02/12/2009
Andes-SN recorrerá da sentença que valida assembléia de constituição do Proifes
O juiz Luiz Fausto Marinho de Medeiros, da 16a Vara da Justiça do Trabalho do Distrito Federal, decidiu por não acolher a demanda do ANDES-SN, pela anulação dos atos constitutivos do Proifes Sindicato, em função das irregularidades havidas na assembléia realizada na sede nacional da CUT em São Paulo, em 6/9/2008. A decisão se deu em sentença publicada na sexta-feira (27/11). O Sindicato Nacional vai recorrer da decisão diante das aberrações dos procedimentos de obstrução adotados na ocasião, que retiram daquele evento qualquer legitimidade.
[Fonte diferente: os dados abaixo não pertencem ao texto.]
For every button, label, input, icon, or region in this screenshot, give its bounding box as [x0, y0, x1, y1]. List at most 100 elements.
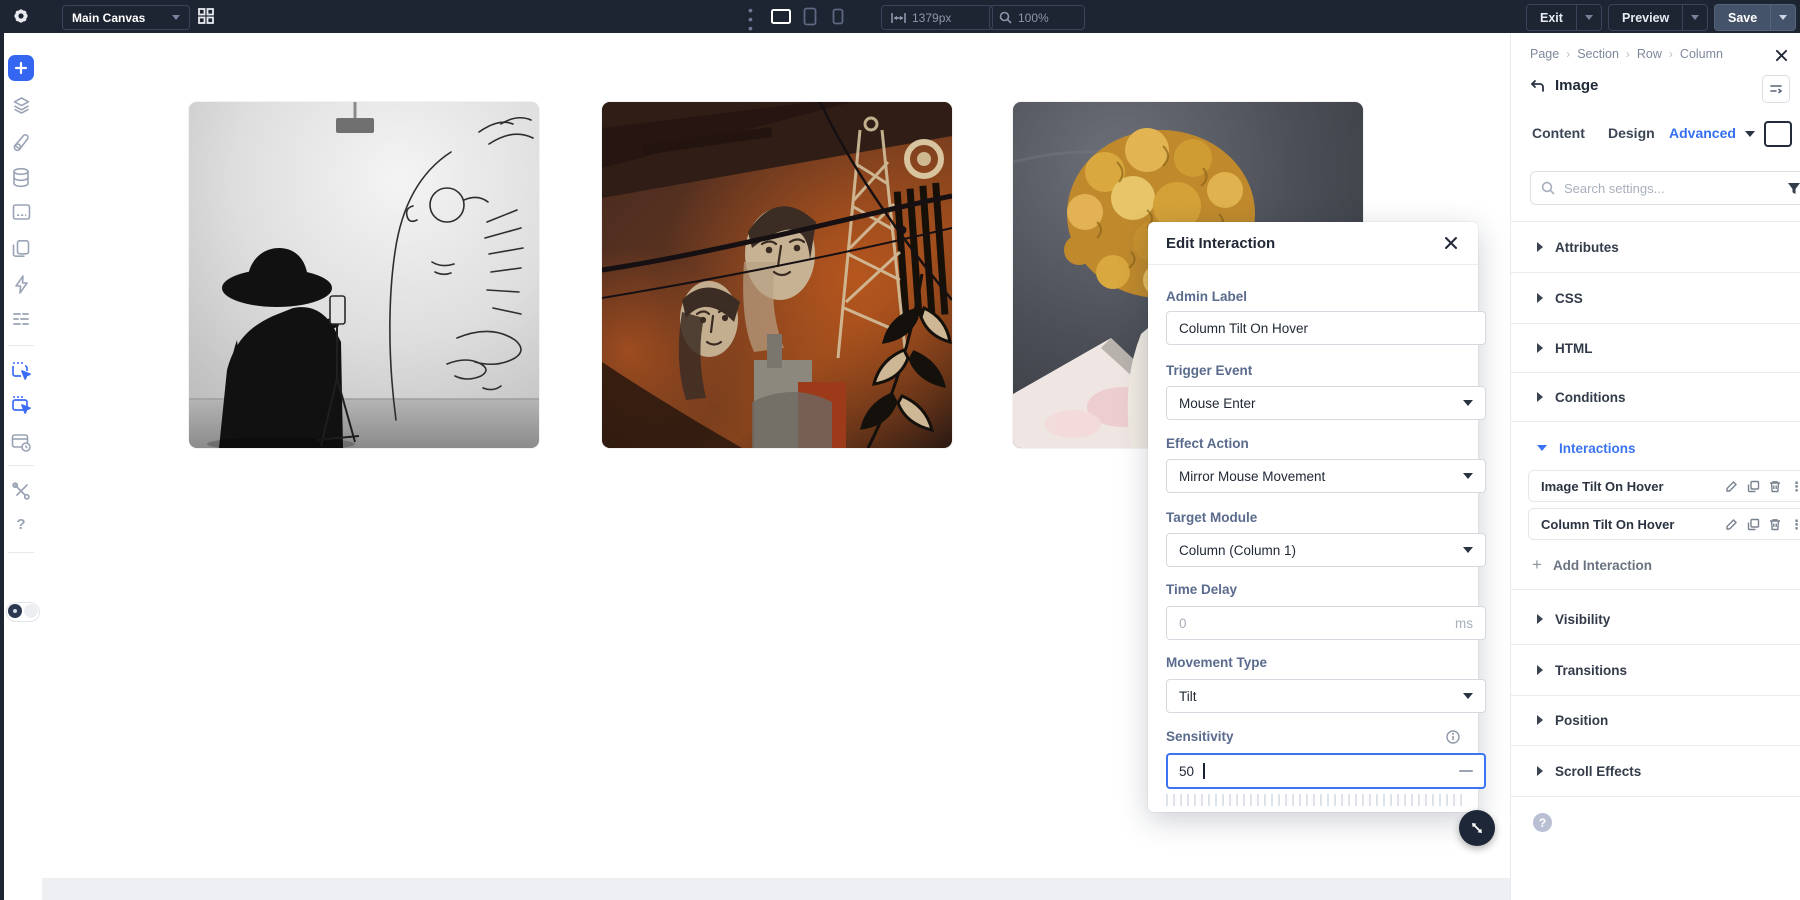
trigger-event-select[interactable]: Mouse Enter	[1166, 386, 1486, 420]
tools-icon[interactable]	[0, 481, 42, 501]
field-label-movement-type: Movement Type	[1166, 655, 1267, 670]
exit-button[interactable]: Exit	[1527, 5, 1576, 30]
target-module-select[interactable]: Column (Column 1)	[1166, 533, 1486, 567]
section-interactions[interactable]: Interactions	[1511, 423, 1800, 473]
rail-help-icon[interactable]: ?	[0, 516, 42, 533]
admin-label-input[interactable]: Column Tilt On Hover	[1166, 311, 1486, 345]
info-icon[interactable]	[1446, 730, 1460, 744]
tab-advanced[interactable]: Advanced	[1669, 125, 1736, 141]
tab-design[interactable]: Design	[1608, 125, 1655, 141]
image-bw-gallery-photo[interactable]	[189, 102, 539, 448]
rail-mode-toggle[interactable]	[6, 602, 40, 622]
canvas-width-control[interactable]: 1379px	[881, 5, 993, 30]
forms-fields-icon[interactable]	[0, 310, 42, 328]
apps-grid-icon[interactable]	[197, 7, 215, 25]
tab-content[interactable]: Content	[1532, 125, 1585, 141]
dynamic-data-bolt-icon[interactable]	[0, 274, 42, 295]
breadcrumb-page[interactable]: Page	[1530, 47, 1559, 61]
preview-button[interactable]: Preview	[1609, 5, 1682, 30]
add-element-button[interactable]	[0, 55, 42, 81]
search-input[interactable]	[1562, 180, 1780, 197]
caret-down-icon	[1537, 445, 1547, 451]
select-chevron-icon	[1463, 693, 1473, 699]
effect-action-select[interactable]: Mirror Mouse Movement	[1166, 459, 1486, 493]
image-mural-photo[interactable]	[602, 102, 952, 448]
interaction-item[interactable]: Image Tilt On Hover ⋮	[1528, 470, 1800, 502]
modal-resize-button[interactable]	[1459, 810, 1495, 846]
panel-help-button[interactable]: ?	[1533, 813, 1552, 832]
filter-funnel-icon[interactable]	[1787, 182, 1800, 195]
module-title-row: Image	[1530, 77, 1598, 94]
breadcrumb-row[interactable]: Row	[1637, 47, 1662, 61]
preview-dropdown-button[interactable]	[1682, 5, 1707, 30]
select-chevron-icon	[1463, 400, 1473, 406]
frame-indicator-icon[interactable]	[1764, 121, 1792, 147]
database-icon[interactable]	[0, 167, 42, 188]
delete-trash-icon[interactable]	[1769, 518, 1781, 531]
toggle-on-knob	[8, 604, 22, 618]
section-conditions[interactable]: Conditions	[1511, 372, 1800, 422]
edit-pencil-icon[interactable]	[1725, 518, 1738, 531]
pointer-select-icon[interactable]	[0, 360, 42, 382]
kebab-menu-icon[interactable]: ⋮	[1790, 480, 1800, 493]
section-attributes[interactable]: Attributes	[1511, 222, 1800, 272]
edit-pencil-icon[interactable]	[1725, 480, 1738, 493]
section-scroll-effects[interactable]: Scroll Effects	[1511, 746, 1800, 796]
plus-icon	[8, 55, 34, 81]
exit-dropdown-button[interactable]	[1576, 5, 1601, 30]
modal-close-icon[interactable]	[1444, 236, 1458, 250]
section-visibility[interactable]: Visibility	[1511, 594, 1800, 644]
field-label-target-module: Target Module	[1166, 510, 1257, 525]
templates-copy-icon[interactable]	[0, 238, 42, 259]
kebab-menu-icon[interactable]: ⋮	[1790, 518, 1800, 531]
tablet-preview-icon[interactable]	[803, 7, 817, 26]
section-html[interactable]: HTML	[1511, 323, 1800, 373]
settings-search[interactable]	[1530, 171, 1800, 205]
section-transitions[interactable]: Transitions	[1511, 645, 1800, 695]
movement-type-select[interactable]: Tilt	[1166, 679, 1486, 713]
save-button[interactable]: Save	[1715, 5, 1770, 30]
select-chevron-icon	[1463, 547, 1473, 553]
zoom-control[interactable]: 100%	[989, 5, 1085, 30]
section-position[interactable]: Position	[1511, 695, 1800, 745]
select-chevron-icon	[1463, 473, 1473, 479]
tabs-chevron-down-icon[interactable]	[1745, 131, 1755, 137]
duplicate-icon[interactable]	[1747, 480, 1760, 493]
interaction-item[interactable]: Column Tilt On Hover ⋮	[1528, 508, 1800, 540]
media-card-icon[interactable]	[0, 202, 42, 222]
width-arrows-icon	[891, 12, 906, 24]
canvas-selector[interactable]: Main Canvas	[62, 5, 190, 30]
delete-trash-icon[interactable]	[1769, 480, 1781, 493]
mobile-preview-icon[interactable]	[832, 8, 844, 25]
time-delay-input[interactable]: 0 ms	[1166, 606, 1486, 640]
layout-manager-icon[interactable]	[0, 432, 42, 453]
design-library-icon[interactable]	[0, 132, 42, 153]
collapse-panel-icon	[1769, 83, 1783, 95]
caret-right-icon	[1537, 766, 1543, 776]
caret-right-icon	[1537, 293, 1543, 303]
back-arrow-icon[interactable]	[1530, 79, 1545, 93]
add-interaction-button[interactable]: + Add Interaction	[1532, 555, 1652, 575]
sensitivity-slider-ticks[interactable]	[1166, 794, 1462, 806]
caret-right-icon	[1537, 392, 1543, 402]
more-options-icon[interactable]: •••	[748, 6, 753, 33]
section-css[interactable]: CSS	[1511, 273, 1800, 323]
edit-interaction-modal: Edit Interaction Admin Label Column Tilt…	[1148, 222, 1478, 812]
save-button-group: Save	[1714, 4, 1796, 31]
breadcrumb-section[interactable]: Section	[1577, 47, 1619, 61]
save-dropdown-button[interactable]	[1770, 5, 1795, 30]
drag-handle-icon[interactable]	[1459, 770, 1473, 772]
module-title: Image	[1555, 77, 1598, 94]
panel-close-icon[interactable]	[1775, 49, 1788, 62]
settings-gear-icon[interactable]	[11, 6, 31, 26]
time-delay-unit: ms	[1455, 616, 1473, 631]
panel-expand-button[interactable]	[1762, 75, 1790, 103]
desktop-preview-icon[interactable]	[770, 8, 792, 25]
layers-icon[interactable]	[0, 95, 42, 116]
duplicate-icon[interactable]	[1747, 518, 1760, 531]
sensitivity-input[interactable]: 50	[1166, 753, 1486, 789]
zoom-magnifier-icon	[999, 11, 1012, 24]
text-caret	[1203, 763, 1205, 779]
breadcrumb-column[interactable]: Column	[1680, 47, 1723, 61]
pointer-multi-select-icon[interactable]	[0, 394, 42, 416]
Embora contrário ao pleito principal do autor, o juiz indeferiu a solicitação do Proifes de que o documento relativo ao ato do ministro Carlos Lupi de restabelecimento do registro sindical do ANDES-SN, conforme publicado em 5/06/2009, fosse retirado do processo. De modo análogo, não acolheu a solicitação do Proifes de considerar a demanda do sindicato-autor como "litigância de má fé", entre outros motivos, pelo entendimento de que a suspensão temporária do registro sindical da entidade nacional nunca significou sua inexistência ou cassação, conforme segue: "A questão afeta à legitimidade do sindicato autor à propositura da presente ação foi devidamente apreciada em sede preliminar, quando se concluiu que a suspensão temporária do registro sindical do ANDES não implicava a inexistência do próprio registro, situação, aliás, que foi parcialmente revertida, tendo sido restabelecido o registro no tocante à representação da entidade em face dos professores federais do ensino superior, conforme publicação de fl. 1.956".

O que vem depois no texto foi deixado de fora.